Paul Toomey

Personal information
- Date of birth: June 28, 1955 (age 69)
- Place of birth: New London, Connecticut, United States
- Height: 6 ft 0 in (1.83 m)
- Position(s): Defender

College career
- Years: Team / Apps / (Gls)
- 1975–1978: Penn Quakers

Senior career*
- Years: Team / Apps / (Gls)
- 1979: Portland Timbers / 8 / (0)
- 1979–1981: Hartford Hellions (indoor) / 57 / (7)
- 1980: → San Jose Earthquakes (loan) / 17 / (0)
- 1981: New England Sharks
- 1981–1984: Pittsburgh Spirit (indoor) / 117 / (10)

= Paul Toomey =

American soccer player

Paul Toomey is a retired American soccer defender who played professionally in the North American Soccer League, American Soccer League and the Major Indoor Soccer League.

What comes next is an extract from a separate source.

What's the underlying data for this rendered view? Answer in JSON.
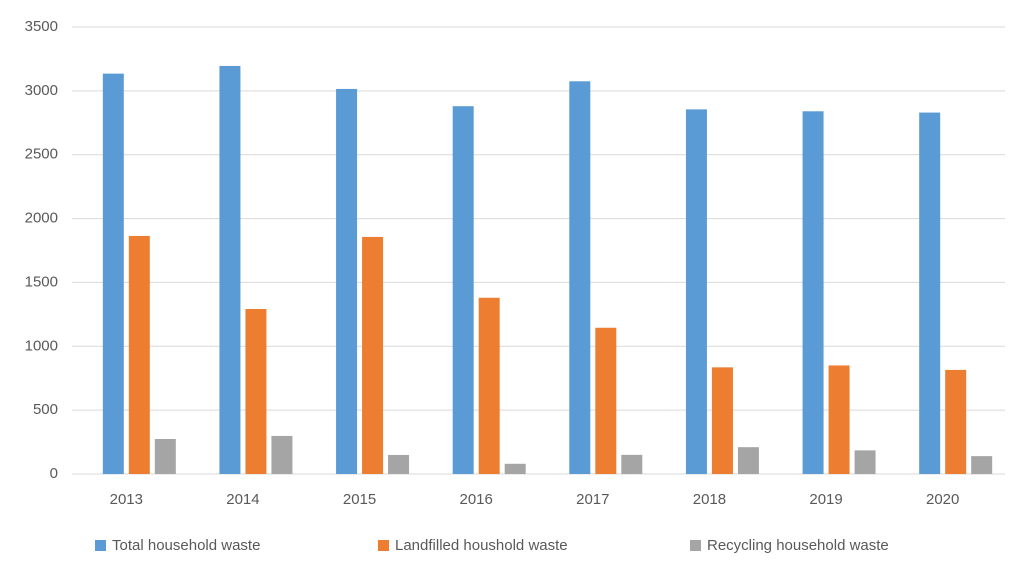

Toomey graduated from Coventry High School. He attended the University of Pennsylvania where he was a 1976 Honorable Mention (third team) and 1977 Second Team All-American soccer player. In 1978, the Portland Timbers selected Toomey in the first round of the North American Soccer League draft. He played eight games for the Timbers in 1979. In the fall of 1979, he signed with the Hartford Hellions of the Major Indoor Soccer League. He would play two indoor winter seasons with the Hellions. In 1980, the Hellions loaned Toomey to the San Jose Earthquakes for the 1980 NASL season. In 1981, he played for the New England Sharks of the American Soccer League. In the fall of 1981, he joined the Pittsburgh Spirit of MISL. In the summer of 1983, he had knee surgery. Complications from the surgery limited him to twelve games with the Spirit during the 1983–1984 season and his eventual retirement.